Sie waren die idealen Männer für romantische Mittelstandsschönheiten mit Matura, die sie in Pubs kennenlernten: Sie waren wild genug, um attraktiv zu sein, und etabliert genug, um den Eltern als Schwiegersöhne untergejubelt zu werden.

Und jetzt? Nichts ist mehr davon übrig. Bankenkrise, Abzockerskandale und Arroganz haben die Stimmung kippen lassen. Die Banker leiden an einem langen Kater.

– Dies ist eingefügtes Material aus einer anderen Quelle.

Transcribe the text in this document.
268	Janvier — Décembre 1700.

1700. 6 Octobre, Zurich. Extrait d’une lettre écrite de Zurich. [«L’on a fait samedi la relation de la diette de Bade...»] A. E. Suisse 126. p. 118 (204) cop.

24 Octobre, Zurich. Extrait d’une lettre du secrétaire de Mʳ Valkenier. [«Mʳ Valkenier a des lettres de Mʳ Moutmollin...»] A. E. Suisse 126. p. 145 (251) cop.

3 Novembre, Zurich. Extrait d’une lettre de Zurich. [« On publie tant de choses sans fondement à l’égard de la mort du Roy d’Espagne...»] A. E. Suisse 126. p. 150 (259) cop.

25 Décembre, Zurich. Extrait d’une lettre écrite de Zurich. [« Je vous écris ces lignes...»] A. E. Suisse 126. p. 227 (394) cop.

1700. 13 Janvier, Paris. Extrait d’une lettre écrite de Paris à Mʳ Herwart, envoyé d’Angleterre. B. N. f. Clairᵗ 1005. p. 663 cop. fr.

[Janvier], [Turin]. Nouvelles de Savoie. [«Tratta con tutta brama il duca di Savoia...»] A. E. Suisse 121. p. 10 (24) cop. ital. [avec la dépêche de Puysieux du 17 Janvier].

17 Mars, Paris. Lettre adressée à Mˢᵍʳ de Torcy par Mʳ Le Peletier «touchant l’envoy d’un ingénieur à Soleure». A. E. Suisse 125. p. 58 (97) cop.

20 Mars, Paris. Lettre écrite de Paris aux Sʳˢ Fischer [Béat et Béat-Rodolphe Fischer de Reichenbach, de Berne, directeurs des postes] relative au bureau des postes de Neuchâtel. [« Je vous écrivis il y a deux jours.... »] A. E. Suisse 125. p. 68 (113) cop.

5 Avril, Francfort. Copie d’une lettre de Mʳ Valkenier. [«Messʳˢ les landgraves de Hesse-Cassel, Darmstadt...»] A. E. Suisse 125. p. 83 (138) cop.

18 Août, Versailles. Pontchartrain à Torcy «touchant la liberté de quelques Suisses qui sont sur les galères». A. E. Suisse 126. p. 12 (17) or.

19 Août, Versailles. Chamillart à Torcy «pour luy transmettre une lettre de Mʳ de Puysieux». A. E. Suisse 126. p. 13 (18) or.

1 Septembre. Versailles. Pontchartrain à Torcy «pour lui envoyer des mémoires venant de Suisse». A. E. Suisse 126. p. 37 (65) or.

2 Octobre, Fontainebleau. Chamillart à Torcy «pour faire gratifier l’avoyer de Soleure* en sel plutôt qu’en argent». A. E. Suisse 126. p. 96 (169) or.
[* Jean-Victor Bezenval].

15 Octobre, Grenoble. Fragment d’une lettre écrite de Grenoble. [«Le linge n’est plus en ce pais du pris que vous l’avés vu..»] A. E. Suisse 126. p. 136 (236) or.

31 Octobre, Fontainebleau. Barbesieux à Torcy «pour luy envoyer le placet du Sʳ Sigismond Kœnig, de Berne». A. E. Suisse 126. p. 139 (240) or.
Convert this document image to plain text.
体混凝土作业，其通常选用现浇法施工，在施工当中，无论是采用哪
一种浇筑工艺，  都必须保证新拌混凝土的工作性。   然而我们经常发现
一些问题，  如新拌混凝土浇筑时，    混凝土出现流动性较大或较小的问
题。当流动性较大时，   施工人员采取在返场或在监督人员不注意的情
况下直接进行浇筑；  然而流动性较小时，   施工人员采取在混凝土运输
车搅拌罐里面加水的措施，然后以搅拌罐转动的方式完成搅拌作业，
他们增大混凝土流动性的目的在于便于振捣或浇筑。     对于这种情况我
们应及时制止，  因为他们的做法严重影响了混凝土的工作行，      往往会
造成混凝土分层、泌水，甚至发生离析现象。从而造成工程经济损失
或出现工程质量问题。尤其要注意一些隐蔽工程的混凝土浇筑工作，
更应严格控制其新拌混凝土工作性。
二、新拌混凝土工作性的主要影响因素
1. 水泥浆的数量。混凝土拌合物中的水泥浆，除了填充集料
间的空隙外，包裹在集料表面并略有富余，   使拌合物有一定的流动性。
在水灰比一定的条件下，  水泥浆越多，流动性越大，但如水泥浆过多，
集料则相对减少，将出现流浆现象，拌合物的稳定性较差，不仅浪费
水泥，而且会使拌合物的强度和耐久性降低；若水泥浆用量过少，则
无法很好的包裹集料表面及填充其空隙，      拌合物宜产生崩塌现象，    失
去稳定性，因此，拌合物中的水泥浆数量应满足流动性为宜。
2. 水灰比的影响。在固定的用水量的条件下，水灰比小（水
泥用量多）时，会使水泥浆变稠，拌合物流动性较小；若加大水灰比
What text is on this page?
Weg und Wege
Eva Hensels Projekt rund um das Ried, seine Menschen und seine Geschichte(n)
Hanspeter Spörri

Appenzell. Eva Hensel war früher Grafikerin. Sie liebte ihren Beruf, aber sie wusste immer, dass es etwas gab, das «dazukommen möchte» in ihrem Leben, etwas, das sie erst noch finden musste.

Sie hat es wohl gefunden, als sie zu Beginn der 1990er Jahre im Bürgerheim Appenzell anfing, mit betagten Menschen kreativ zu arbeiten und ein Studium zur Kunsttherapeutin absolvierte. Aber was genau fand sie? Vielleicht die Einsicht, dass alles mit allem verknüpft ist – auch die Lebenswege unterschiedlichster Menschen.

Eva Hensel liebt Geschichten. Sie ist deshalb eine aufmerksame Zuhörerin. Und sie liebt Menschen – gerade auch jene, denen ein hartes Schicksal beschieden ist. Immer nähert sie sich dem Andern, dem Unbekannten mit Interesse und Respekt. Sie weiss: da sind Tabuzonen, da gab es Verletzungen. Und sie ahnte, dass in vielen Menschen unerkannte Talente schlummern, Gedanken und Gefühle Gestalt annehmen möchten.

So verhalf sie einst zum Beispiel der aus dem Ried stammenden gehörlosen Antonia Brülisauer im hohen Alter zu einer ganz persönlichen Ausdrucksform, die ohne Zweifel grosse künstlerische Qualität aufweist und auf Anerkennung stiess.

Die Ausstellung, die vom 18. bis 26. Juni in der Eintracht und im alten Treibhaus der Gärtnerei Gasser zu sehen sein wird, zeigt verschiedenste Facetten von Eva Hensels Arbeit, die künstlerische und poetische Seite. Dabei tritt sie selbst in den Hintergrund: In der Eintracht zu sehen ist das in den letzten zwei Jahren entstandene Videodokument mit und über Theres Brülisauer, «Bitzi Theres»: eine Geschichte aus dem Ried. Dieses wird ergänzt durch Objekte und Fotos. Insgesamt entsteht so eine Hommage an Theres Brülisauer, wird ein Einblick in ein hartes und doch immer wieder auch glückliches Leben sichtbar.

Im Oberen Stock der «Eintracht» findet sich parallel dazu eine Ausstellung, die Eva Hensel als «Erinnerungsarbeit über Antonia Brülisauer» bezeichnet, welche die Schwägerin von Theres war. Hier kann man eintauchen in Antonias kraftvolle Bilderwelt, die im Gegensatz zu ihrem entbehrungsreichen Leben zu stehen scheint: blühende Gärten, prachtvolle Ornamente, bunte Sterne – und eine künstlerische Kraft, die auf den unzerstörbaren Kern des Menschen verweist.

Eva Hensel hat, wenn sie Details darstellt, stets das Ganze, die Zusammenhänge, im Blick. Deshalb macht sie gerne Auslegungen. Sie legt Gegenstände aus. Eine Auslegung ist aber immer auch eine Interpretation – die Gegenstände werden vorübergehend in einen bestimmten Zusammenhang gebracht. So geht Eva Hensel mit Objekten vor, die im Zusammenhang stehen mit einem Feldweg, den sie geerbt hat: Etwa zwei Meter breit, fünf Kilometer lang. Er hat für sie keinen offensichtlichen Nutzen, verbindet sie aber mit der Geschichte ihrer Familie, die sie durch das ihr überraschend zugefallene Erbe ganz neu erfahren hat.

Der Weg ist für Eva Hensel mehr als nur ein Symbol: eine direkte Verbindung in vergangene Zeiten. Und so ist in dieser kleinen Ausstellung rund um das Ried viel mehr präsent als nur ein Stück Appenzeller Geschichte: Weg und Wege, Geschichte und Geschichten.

Sie tragen die Schuld an der Ungerechtigkeit in der Welt. Nicht, weil sie persönlich Millionen versenkt haben, sondern weil sie als Symbol für diese „Nach mir die Sintflut“-Mentalität stehen. Sie stehen, unabhängig von ihrer Persönlichkeit, für die Gier und deren Auswüchse. Sie müssen den mühsam erarbeiten Ruf als Dollar-Machos wieder gutmachen. Wo sie früher Bewunderung ernteten, müssen sie heute Bescheidenheit zeigen. Sie werden gerade zutiefst gedemütigt. In der Runde von Architekten, Grafikern, Musikern und Nachtvolk sind sie nicht mehr die Kumpel aus der Wirtschaft, sondern gelten als die Nutten, die für etwas mehr Profit jede Sonderleistung erbringen. Väter rümpfen die Nase, wenn ihre Chantal einen Banker mit nach Hause bringt. Sie nennen sich auch nicht mehr „Banker“, sie greifen wieder auf ihre Hochschultitel zurück: „Betriebswirtschafter“ oder legen sich Tarnnamen zu wie „Account Manager“ und was es da noch alles gibt.

Und wenn man sie heute direkt fragt: „Bist du Banker?“, antworten sie verschüchtert:

„Ja, aber keiner von den Bösen, ehrlich.“

Dieses Wocheende gehen wir sie hier auslachen:

Donnerstag:

Es gibt wieder Theatersport! Neu in der Kanzlei.

Freitag:

Gehen wir uns Till von sein anhören in der Kiste Baden. Zudem heisst die Party Götterspeise.

Samstag:

Gehen wir in die Zukunft, dort ist die ELECTRON PRE-PARTY, mehr Future geht eigentlich gar nicht.

Oder du schlüpfst in dein hefnereskestes Seiden-Etwas und pilgerst an den wohl kultigsten Sleep-over der Stadt im Hotel Helvetia.

Sonntag:

Ganz im Sinne des Gelesenen, schaust du dir „House of Lies“ an.